Introduce RSPAMD_UPSTREAM_FLAG_PENDING_RESOLVE: when DNS fails for a
hostname-style input we now keep the parsed host and port on the
upstream, mark it pending, and let the existing async lazy-resolve
machinery retry. Pending upstreams are deliberately kept out of the
`alive` list so existing selectors (round-robin, hashed, master/slave)
and the ring/heap rotators do not need to learn a new state - they
continue to see only usable upstreams. The probe-mode fallback that
walks `ups` directly skips pending entries explicitly.

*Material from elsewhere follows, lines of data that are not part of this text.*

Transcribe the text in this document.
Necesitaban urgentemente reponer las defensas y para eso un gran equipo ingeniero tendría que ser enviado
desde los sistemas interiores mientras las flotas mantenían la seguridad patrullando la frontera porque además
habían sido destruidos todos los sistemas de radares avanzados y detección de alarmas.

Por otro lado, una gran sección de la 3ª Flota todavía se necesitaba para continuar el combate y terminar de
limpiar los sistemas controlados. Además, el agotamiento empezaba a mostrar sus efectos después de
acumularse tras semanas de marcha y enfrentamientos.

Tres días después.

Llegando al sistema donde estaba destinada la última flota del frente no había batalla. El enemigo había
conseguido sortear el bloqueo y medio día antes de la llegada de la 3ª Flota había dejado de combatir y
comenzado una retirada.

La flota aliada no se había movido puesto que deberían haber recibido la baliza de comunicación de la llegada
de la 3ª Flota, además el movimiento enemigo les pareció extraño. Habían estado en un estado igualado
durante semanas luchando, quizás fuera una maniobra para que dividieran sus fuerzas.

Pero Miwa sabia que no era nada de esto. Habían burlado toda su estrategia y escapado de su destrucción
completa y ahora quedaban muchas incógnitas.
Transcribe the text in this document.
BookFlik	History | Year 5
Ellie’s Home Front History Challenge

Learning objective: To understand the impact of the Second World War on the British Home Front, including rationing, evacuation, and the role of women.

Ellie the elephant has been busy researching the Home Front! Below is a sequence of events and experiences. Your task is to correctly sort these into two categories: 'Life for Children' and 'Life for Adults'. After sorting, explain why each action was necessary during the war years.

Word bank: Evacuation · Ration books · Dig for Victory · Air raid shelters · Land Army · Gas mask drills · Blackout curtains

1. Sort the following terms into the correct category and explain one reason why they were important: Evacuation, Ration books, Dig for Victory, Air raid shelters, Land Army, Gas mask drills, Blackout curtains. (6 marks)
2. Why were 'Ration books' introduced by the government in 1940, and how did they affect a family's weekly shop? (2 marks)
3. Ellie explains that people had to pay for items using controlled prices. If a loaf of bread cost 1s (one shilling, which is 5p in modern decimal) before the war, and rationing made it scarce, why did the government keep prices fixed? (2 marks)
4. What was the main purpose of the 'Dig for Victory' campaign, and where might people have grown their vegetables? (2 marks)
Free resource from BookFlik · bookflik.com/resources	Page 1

set_active() schedules a fast initial resolve (1s with jitter) for
pending upstreams; lazy_resolve_cb() backs off exponentially up to
60s while the upstream stays pending. update_addrs() handles the
empty-initial case by reading the port from the stashed
`deferred_port` field, and on success rspamd_upstream_promote_pending
clears the flag and inserts the upstream into `alive` (initialising
token-bucket state if needed) and fires the WATCH_ONLINE event.
This changes the failure mode for every consumer of upstreams (Redis,
ClamAV, ICAP, ClickHouse, ...): a misconfigured or briefly-down DNS
no longer prevents the daemon from starting, and recovers automa-
tically without a restart. Callers that pick from an alive-empty list
already had to handle nil from rspamd_upstream_get; later commits
audit and tighten the Lua callers that did not.